Diterjemahkan otomatis

Tolong doakan Ibu saya - Butuh pendapat jujur.

As-salaam alaikum semuanya, saya butuh pendapat jujur dari kalian. Ibu saya didiagnosis dengan kanker metastatik triple negatif stadium 4. Dokter sudah mencoba kemoterapi, tapi akhirnya berhenti karena nggak ada perbaikan, bahkan mereka bilang dia mungkin nggak bisa bertahan sampai Natal. Semua cobaan ini membuat saya semakin dekat dengan Allah (SWT). Saya udah minta shifa di setiap doa dan menghabiskan malam-malam di tahajjud sambil menangis dan memohon kesembuhannya (Alhamdulillah atas kemampuan untuk merujuk kepada Allah). Saya butuh kalian untuk benar-benar jujur sama saya: apa saya cuma menyangkal kemungkinan dia meninggal, atau apakah wajar bagi saya untuk terus meminta Allah (SWT), Shafi, untuk keajaiban dan kesembuhan total untuk ibu saya?

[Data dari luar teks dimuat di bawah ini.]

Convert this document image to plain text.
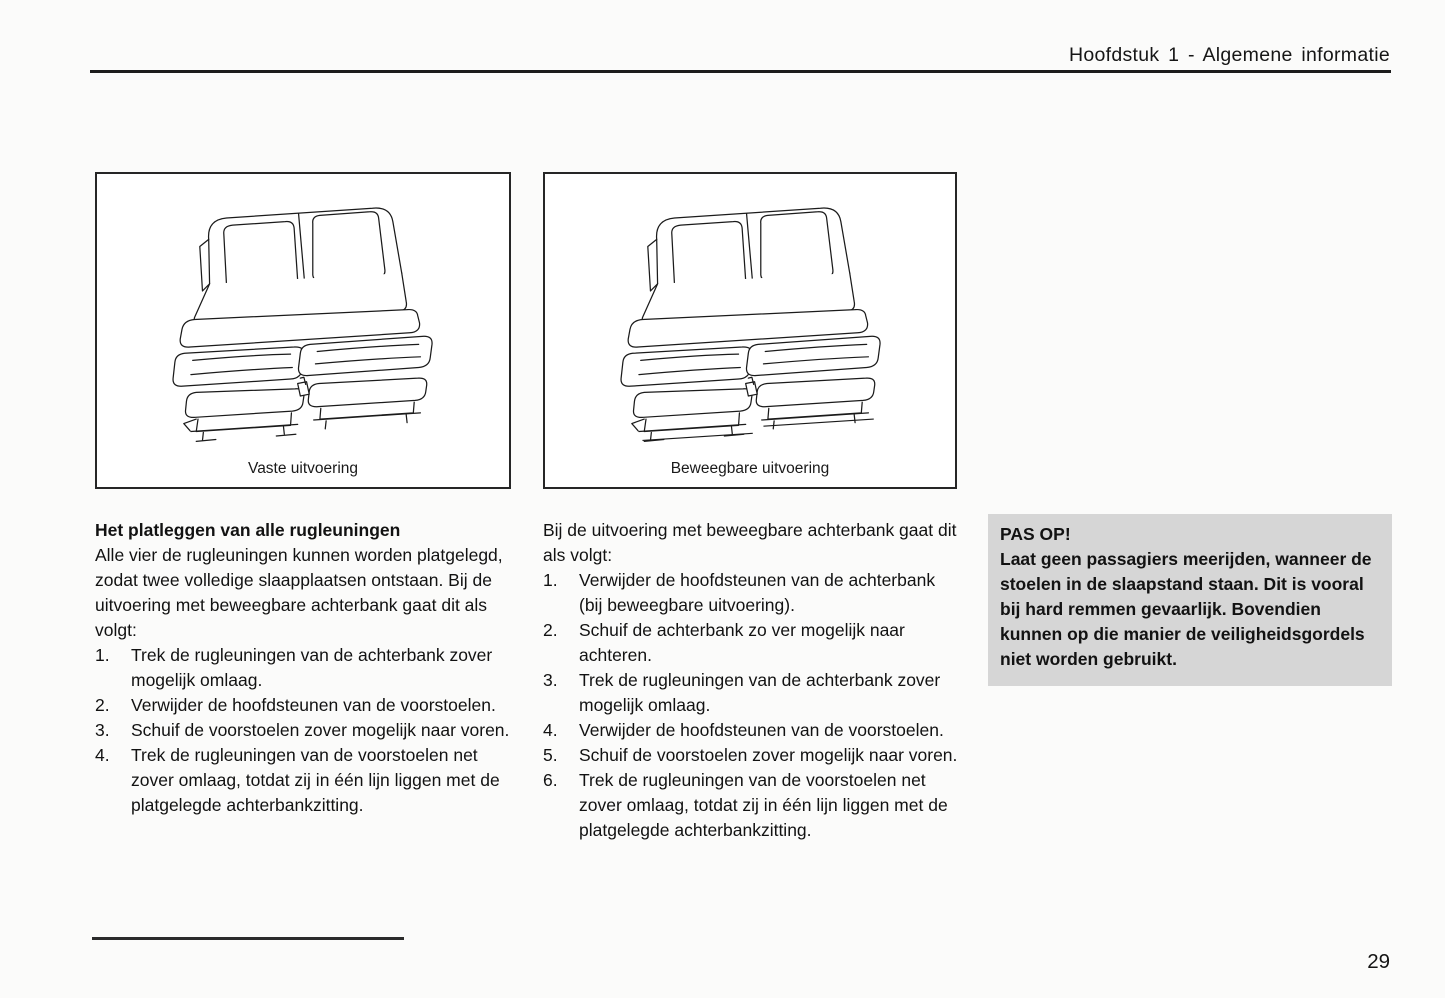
Hoofdstuk 1 - Algemene informatie
Vaste uitvoering	Beweegbare uitvoering
Het platleggen van alle rugleuningen
Alle vier de rugleuningen kunnen worden platgelegd, zodat twee volledige slaapplaatsen ontstaan. Bij de uitvoering met beweegbare achterbank gaat dit als volgt:
1.	Trek de rugleuningen van de achterbank zover mogelijk omlaag.
2.	Verwijder de hoofdsteunen van de voorstoelen.
3.	Schuif de voorstoelen zover mogelijk naar voren.
4.	Trek de rugleuningen van de voorstoelen net zover omlaag, totdat zij in één lijn liggen met de platgelegde achterbankzitting.
Bij de uitvoering met beweegbare achterbank gaat dit als volgt:
1.	Verwijder de hoofdsteunen van de achterbank (bij beweegbare uitvoering).
2.	Schuif de achterbank zo ver mogelijk naar achteren.
3.	Trek de rugleuningen van de achterbank zover mogelijk omlaag.
4.	Verwijder de hoofdsteunen van de voorstoelen.
5.	Schuif de voorstoelen zover mogelijk naar voren.
6.	Trek de rugleuningen van de voorstoelen net zover omlaag, totdat zij in één lijn liggen met de platgelegde achterbankzitting.
PAS OP!
Laat geen passagiers meerijden, wanneer de stoelen in de slaapstand staan. Dit is vooral bij hard remmen gevaarlijk. Bovendien kunnen op die manier de veiligheidsgordels niet worden gebruikt.
29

Kanker sudah menyebar ke lehernya, satu kaki, ginjal, paru-paru, dan tulang belakang. Saya tahu kemungkinan terlihat suram, tapi saya benar-benar yakin bahwa Allah (SWT) bisa menerima doa-doa saya dan mengembalikan kesehatannya. Sisa keluarga seolah-olah sudah menerima kematiannya, dan itu bikin saya bertanya-tanya apa saya hanya menipu diri sendiri. Kami pernah mengalami apa yang kami sebut keajaiban sebelumnya. Beberapa tahun yang lalu, setelah saudara saya meninggal, ibu saya sangat terpukul dan merasa dia nggak bisa memiliki anak lagi. Setahun kemudian, saudaranya dikaruniai seorang putra, dan setahun setelah itu saya lahir - dia menyebut saya sebagai "bayi keajaibanya." Karena itu, saya terus berharap Allah (SWT) bisa mengabulkan keajaiban lagi sekarang dan menyembuhkannya. Tolong jujur: apa saya sudah delusional, atau masih ada kemungkinan ibu saya bisa mengatasi ini tanpa perawatan aktif saat ini? Bagaimanapun, saya sangat menghargai kalian yang mendoakannya. Jazakum Allahu khayran.

+320

Komentar

Bagikan pandangan Anda dengan komunitas.

Diterjemahkan otomatis

Saya di sampingmu, bro. Terus berdoa dan jangan biarkan penerimaan keluarga membuatmu merasa bersalah. Juga, dokumentasikan semua dan tanyakan tentang percobaan atau perawatan yang mungkin tidak kamu ketahui.

+9
Diterjemahkan otomatis

Saudaraku, aku sangat menyesal. Aku percaya pada mukjizat dan doa - teruslah meminta. Juga mungkin tanyakan pada dokter tentang opsi paliatif yang fokus pada kenyamanan. Mengirim doa untuk ibumu setiap hari.

+3
Diterjemahkan otomatis

Kamu nggak delusional karena bertahan. Iman dan pengobatan bisa berjalan bareng - terus berdoa, dan coba cari pendapat kedua kalau bisa. Aku mikirin kamu dan keluargamu.

+7
Diterjemahkan otomatis

Berlakulah tegas: peluang itu berat, tapi mujizat bisa terjadi. Gak apa-apa untuk percaya pada dua hal ini: percayalah pada fakta dokter dan percayalah pada rahmat Allah. Tetap kuat dan teruslah berdoa.

+8
Diterjemahkan otomatis

Dua dari saya. Kamu nggak delusional - iman itu pribadi. Di sisi lain, coba minta penjelasan tentang semua opsi medis yang mungkin supaya kamu bisa membuat pilihan yang tepat bareng doa-doamu.

+9
Diterjemahkan otomatis

Saya kehilangan ayah saya karena kanker tahun lalu. Saya berdoa sampai akhir dan tidak pernah merasa seperti saya dalam penyangkalan. Doa tidak berarti kamu menyerah pada kenyataan. Mengirimkan doa yang tulus untuk ibumu.

+6
Diterjemahkan otomatis

Bro, itu sulit. Jujur, harapan dan iman itu kuat. Jangan biarkan siapapun membuatmu merasa malu karena percaya. Teruslah berdoa dan tetap di sisinya - itu sangat berarti.